The Lernean Hydra by Gustave Monreau
The hydra was a beast that was raised by Goddess Hera, the wife of Zeus for the sole reason of killing Hercules. It lived in the swamp near Lake Lerna which kept travellers away because of the toxic fumes. Hercules covered his mouth and nose while traversing the swamp to keep himself safe from the gases. He fired flaming arrows into the Hydra’s lair to draw it out. He then attacked the hydra with a harvesting sickle (according to some legends. Others suggest a sword or his mighty club). During the course of the battle, he realised that it was no ordinary monster as each head he cut off gave rise to two heads in its place. He then called on his nephew Iolaus for help at beating the beast. He then came up with the idea of using a firebrand to scorch the neck stumps of the decapitated heads, thus preventing them from regenerating. Seeing Hercules triumphing, Hera sends a giant crab to distract him which he crushes beneath his feet. Another alternate lore suggests that Hercules cuts a head off of the hydra and uses the poison that effuses out to decapitate the remaining heads. Hera, displeased with Hercules besting her creatures, puts them in the dark vault of the cosmos as the constellations Hydra and Cancer.

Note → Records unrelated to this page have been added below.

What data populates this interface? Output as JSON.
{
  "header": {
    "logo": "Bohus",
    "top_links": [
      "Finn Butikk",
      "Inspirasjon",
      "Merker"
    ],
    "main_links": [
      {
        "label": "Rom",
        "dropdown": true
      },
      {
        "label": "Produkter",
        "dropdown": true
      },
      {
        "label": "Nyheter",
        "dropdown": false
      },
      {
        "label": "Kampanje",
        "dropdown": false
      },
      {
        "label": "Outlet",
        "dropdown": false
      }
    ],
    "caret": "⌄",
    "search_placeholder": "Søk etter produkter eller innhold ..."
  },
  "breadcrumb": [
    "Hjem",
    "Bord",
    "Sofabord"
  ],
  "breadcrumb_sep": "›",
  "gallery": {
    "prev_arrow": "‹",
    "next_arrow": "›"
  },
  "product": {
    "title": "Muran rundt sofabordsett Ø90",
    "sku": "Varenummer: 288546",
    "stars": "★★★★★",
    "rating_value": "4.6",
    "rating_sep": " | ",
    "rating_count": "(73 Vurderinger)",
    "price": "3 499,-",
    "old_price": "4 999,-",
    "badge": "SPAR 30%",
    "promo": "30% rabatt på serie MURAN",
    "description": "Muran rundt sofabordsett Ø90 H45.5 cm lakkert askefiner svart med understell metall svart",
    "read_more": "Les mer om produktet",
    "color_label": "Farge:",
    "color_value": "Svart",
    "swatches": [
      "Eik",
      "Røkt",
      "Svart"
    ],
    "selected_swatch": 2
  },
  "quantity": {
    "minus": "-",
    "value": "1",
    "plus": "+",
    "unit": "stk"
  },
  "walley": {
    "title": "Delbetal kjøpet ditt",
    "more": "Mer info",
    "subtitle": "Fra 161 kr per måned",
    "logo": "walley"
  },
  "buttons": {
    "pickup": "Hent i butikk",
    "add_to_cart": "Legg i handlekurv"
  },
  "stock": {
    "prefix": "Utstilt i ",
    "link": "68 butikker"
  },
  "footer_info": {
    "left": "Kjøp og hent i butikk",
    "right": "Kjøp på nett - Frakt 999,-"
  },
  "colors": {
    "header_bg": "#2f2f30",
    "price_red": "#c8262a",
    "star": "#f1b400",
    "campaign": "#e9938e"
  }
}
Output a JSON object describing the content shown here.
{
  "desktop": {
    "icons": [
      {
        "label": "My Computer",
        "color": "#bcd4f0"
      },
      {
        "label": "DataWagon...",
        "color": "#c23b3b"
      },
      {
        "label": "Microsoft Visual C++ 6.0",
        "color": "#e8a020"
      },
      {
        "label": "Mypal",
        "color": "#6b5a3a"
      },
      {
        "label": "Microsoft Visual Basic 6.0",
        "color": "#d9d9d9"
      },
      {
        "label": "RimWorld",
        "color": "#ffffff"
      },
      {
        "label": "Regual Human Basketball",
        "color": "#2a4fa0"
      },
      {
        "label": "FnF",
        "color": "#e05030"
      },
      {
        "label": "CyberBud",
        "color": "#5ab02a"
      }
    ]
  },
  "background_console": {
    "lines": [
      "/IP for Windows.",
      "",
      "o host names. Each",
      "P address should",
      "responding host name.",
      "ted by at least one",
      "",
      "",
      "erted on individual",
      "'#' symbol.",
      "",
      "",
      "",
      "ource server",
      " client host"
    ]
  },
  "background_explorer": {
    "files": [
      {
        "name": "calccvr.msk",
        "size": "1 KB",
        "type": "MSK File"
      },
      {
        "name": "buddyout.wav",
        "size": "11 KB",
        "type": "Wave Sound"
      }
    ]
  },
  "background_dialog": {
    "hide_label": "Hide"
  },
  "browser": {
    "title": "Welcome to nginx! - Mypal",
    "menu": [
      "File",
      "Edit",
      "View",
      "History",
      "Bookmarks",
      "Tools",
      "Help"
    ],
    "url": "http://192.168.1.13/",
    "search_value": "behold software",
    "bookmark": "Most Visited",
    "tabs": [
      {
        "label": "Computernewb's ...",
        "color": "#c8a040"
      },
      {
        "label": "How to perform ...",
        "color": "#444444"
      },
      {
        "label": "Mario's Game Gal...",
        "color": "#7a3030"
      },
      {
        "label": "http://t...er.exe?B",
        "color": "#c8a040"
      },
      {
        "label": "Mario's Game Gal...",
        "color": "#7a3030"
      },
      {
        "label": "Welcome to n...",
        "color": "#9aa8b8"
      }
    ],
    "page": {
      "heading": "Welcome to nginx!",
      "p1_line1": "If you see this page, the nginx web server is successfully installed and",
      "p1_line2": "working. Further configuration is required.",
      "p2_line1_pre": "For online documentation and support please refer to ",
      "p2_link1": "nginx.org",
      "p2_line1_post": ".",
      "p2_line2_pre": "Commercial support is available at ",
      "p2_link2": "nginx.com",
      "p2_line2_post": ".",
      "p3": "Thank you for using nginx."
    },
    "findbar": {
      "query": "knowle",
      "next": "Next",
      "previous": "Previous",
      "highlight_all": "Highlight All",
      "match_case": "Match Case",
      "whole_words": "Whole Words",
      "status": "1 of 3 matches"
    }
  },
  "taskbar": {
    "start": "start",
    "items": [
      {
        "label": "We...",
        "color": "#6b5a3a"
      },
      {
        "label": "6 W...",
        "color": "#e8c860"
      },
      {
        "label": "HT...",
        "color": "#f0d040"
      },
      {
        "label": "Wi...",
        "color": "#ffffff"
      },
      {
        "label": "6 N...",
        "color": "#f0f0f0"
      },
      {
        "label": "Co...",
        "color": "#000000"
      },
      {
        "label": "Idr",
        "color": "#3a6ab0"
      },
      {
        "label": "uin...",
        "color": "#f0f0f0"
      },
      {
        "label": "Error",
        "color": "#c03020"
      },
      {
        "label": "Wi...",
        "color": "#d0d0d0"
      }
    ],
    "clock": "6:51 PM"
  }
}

Third labour- Ceryneian hind

The hind of Ceryneia by Erica Williams

Angered that Hercules had survived the hydra, Eurystheus and Hera devised a new task that they thought was impossible for Hercules. So far, he’s always vested any monster they’d thrown at him. So this time, Hercules was told to capture the Ceryneian hind which is said to run even faster than an arrow. Hercules chases the hind on foot for a whole year, through Greece and the land of the giants, but to no avail. A version of the story says that Hercules finally caught it in a trap. Another version says that he immobilised it with an arrow to the forelimbs. Another version says that he met Artemis who told him to leave the hind and say that it was her will. Regardless, he returned with the hind. The king was hoping he’d get Hercules to kill it and anger Artemis in the process. Hercules begged Artemis for forgiveness and told her that he had to kill it as part of his penance but he said that he’d return the hind alive. The hind was to become a part of the king’s menagerie on Hercules’s return. Remembering his promise to Athena, he told the king that he could have the hind if he came out and took it from him. When the king came out, Hercules let the hind go. When the king questioned him, he simply said that the king was too slow for it.